Study by Keith Studholme and Colleagues Provides a New Perspective on the Relationship Between Sleep and Body Temperature

A paper by Keith Studholme and colleagues suggests that a drop in body temperature brought on by changes in nocturnal ambient light may play a role in the induction of sleep. In an article titled “Brief light stimulation during the mouse nocturnal activity phase simultaneously induces a decline in core temperature and locomotor activity followed by EEG-determined sleep,” Mr. Studholme and his colleagues described the results of experiments showing that changes in body temperature are implicated in sleep regulation in ways that have not been fully appreciated.

Prior research has shown that there is a relationship between the sleep/wake cycle and changes in body temperature. It is known, for example, that temperature is high during the active phase, low during the sleep phase, and just before humans go to sleep their core body temperature drops. Whether or not this temperature change contributes to sleep onset is uncertain. This study, while not resolving all the questions involved, used a unique research paradigm to provide new information about how change in ambient light may affect both body temperature and sleep.
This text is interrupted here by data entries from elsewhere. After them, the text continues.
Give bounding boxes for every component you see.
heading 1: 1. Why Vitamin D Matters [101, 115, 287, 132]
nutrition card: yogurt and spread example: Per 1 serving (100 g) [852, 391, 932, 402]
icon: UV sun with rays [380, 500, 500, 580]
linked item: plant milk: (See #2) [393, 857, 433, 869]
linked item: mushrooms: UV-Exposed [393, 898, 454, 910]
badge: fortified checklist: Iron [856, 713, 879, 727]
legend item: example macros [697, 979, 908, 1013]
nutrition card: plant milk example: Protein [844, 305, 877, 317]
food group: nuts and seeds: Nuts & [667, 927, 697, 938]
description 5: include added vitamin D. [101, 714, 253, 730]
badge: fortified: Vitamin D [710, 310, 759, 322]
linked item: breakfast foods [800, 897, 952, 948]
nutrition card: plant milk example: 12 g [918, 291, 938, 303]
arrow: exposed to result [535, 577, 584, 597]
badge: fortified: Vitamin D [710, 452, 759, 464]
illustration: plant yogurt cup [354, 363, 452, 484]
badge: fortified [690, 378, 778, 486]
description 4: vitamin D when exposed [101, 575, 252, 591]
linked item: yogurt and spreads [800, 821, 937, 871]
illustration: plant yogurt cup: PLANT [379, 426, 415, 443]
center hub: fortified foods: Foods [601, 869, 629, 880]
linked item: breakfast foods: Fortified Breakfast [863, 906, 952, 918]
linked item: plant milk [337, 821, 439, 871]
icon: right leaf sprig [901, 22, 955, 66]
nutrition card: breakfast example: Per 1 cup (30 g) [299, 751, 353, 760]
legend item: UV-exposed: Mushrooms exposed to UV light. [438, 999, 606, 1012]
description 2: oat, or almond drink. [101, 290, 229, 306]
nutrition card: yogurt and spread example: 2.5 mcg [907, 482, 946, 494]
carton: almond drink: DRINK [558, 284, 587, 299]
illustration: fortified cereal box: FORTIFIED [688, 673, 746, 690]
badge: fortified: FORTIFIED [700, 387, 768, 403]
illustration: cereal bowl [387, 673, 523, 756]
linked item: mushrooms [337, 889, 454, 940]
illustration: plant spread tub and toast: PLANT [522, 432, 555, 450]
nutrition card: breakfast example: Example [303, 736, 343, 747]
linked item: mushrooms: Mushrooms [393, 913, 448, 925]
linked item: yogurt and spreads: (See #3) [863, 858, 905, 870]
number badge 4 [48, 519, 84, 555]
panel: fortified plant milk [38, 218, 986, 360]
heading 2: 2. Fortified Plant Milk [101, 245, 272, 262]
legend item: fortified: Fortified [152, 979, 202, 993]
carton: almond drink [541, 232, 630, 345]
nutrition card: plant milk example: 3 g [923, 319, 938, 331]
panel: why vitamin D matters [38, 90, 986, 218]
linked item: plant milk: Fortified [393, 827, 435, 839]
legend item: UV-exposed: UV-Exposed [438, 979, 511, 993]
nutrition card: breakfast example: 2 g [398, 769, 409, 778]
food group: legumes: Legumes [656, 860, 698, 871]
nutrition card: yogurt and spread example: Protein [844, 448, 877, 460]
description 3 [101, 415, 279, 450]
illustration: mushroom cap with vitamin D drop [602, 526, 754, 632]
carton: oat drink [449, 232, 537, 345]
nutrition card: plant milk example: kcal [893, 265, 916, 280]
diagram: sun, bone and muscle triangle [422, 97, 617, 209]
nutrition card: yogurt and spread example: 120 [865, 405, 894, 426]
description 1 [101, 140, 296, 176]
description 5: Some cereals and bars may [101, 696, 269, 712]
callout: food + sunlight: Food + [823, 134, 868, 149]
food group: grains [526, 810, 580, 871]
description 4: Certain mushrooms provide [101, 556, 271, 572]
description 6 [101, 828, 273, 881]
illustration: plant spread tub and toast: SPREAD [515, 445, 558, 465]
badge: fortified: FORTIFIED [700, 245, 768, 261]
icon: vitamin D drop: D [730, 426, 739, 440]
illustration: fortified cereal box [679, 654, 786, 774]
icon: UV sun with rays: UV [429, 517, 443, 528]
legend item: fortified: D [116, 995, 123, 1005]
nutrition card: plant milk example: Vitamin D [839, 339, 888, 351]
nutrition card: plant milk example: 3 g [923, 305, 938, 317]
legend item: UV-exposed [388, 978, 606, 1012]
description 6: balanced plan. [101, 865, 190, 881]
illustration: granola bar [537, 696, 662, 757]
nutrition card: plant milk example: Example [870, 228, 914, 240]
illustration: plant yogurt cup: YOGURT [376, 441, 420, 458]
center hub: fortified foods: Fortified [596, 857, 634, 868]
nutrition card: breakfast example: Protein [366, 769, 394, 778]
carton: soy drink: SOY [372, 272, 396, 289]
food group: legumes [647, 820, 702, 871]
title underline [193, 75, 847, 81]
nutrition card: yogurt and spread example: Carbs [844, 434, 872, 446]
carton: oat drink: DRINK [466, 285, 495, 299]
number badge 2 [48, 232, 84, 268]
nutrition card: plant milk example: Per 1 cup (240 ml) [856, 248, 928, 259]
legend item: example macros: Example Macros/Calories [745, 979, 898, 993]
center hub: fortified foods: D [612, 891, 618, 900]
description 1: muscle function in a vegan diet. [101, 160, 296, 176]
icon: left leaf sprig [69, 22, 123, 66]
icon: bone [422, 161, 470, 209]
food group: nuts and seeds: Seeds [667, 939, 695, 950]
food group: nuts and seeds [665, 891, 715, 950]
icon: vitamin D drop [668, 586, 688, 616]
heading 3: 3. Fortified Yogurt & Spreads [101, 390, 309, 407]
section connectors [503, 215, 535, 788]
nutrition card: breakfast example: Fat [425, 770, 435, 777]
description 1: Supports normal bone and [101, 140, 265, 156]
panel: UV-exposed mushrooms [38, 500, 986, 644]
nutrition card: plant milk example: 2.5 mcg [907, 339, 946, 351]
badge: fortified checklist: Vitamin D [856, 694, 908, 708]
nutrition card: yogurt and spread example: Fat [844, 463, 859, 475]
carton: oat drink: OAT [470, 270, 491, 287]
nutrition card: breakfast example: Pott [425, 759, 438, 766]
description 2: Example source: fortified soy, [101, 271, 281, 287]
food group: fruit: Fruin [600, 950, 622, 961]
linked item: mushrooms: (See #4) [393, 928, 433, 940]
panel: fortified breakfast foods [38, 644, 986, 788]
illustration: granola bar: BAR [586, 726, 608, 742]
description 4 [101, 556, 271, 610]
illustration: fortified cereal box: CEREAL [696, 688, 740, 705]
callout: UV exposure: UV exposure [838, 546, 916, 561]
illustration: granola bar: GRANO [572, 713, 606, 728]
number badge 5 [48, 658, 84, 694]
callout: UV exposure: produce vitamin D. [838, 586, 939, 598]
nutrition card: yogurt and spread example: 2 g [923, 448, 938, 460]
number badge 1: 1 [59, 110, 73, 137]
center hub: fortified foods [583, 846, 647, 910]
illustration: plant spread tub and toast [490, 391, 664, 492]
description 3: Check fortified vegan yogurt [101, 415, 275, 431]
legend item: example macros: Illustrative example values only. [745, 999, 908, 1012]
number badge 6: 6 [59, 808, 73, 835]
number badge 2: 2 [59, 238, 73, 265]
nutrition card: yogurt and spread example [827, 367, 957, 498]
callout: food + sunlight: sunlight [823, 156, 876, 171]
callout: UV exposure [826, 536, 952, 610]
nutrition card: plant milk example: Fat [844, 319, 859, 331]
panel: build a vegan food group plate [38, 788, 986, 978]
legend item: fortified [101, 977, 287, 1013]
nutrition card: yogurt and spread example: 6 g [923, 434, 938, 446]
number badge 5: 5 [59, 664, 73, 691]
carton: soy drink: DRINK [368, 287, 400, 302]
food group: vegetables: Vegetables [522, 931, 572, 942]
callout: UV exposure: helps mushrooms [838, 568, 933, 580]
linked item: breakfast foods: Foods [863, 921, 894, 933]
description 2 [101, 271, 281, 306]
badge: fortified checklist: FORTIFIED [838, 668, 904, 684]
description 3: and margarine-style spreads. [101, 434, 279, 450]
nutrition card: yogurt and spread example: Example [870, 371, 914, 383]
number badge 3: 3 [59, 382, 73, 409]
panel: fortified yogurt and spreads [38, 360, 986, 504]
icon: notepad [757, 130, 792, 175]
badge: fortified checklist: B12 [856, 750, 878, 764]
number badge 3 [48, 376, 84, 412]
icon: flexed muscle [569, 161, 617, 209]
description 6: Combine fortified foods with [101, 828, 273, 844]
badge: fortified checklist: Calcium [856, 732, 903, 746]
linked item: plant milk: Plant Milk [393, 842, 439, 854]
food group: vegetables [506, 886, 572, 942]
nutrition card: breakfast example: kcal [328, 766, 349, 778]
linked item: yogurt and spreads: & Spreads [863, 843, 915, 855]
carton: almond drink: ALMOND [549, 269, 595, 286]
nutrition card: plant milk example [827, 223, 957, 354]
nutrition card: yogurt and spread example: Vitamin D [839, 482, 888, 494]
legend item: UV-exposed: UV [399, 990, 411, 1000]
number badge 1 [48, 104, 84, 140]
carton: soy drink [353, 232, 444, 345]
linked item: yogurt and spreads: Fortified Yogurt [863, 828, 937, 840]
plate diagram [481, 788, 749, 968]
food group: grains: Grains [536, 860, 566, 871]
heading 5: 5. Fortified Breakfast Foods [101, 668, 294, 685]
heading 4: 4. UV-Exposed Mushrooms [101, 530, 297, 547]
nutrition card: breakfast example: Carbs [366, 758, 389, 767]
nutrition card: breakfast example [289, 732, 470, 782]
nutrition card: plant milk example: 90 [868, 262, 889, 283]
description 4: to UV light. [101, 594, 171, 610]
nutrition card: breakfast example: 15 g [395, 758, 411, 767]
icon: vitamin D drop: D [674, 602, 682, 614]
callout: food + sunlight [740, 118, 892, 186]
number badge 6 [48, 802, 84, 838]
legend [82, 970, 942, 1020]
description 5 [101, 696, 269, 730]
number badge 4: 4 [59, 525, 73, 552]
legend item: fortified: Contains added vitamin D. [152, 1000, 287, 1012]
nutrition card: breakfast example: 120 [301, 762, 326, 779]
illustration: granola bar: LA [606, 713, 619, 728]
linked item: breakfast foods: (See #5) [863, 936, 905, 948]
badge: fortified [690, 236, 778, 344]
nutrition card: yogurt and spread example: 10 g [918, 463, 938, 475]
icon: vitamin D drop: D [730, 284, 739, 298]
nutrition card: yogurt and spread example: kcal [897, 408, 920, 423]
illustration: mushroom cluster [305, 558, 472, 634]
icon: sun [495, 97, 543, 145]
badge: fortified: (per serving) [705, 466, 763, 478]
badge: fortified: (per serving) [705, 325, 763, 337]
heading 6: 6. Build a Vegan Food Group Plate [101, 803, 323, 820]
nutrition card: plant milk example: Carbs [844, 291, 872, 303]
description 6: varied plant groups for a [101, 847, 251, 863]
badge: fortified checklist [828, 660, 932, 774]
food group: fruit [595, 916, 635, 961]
In a series of carefully controlled experiments, the researchers exposed mice to light during the night, when nocturnal rodents are most active. In one experiment they observed that soon after the exposure to even brief flashes (milliseconds) of light, the mice stopped moving about, their core body temperature dropped precipitously, and they went to sleep. Analysis of the results showed that the drop in body temperature occurred simultaneously with the suppression of locomotion but recovered in advance of the resumption of activity, indicating that the drop in body temperature is a direct effect of exposure to light and not explained simply by the reduction in activity.

As the result of this and other experiments, the researchers concluded that nocturnal light induces sleep coincident with a drop in body temperature. The results raise the question of whether the effect of light on other measures, such as circadian rhythm phase, is caused or permitted by the associated lower temperature. The ability to induce sleep with brief nocturnal light may provide a convenient and expeditious means for studying sleep onset and regulation, as well as serving as a proxy for studying the effects of light on circadian rhythms.

The paper was published in the American Journal of Physiology - Regulatory, Integrative and Comparative Physiology, on January 30, 2013. The work was done in chronobiology lab of Lawrence Morin, PhD, with assistance from Heinrich S. Gompf, PhD, of the Harvard Medical School. The project was funded by an award from the National Institutes of Health to Dr. Morin.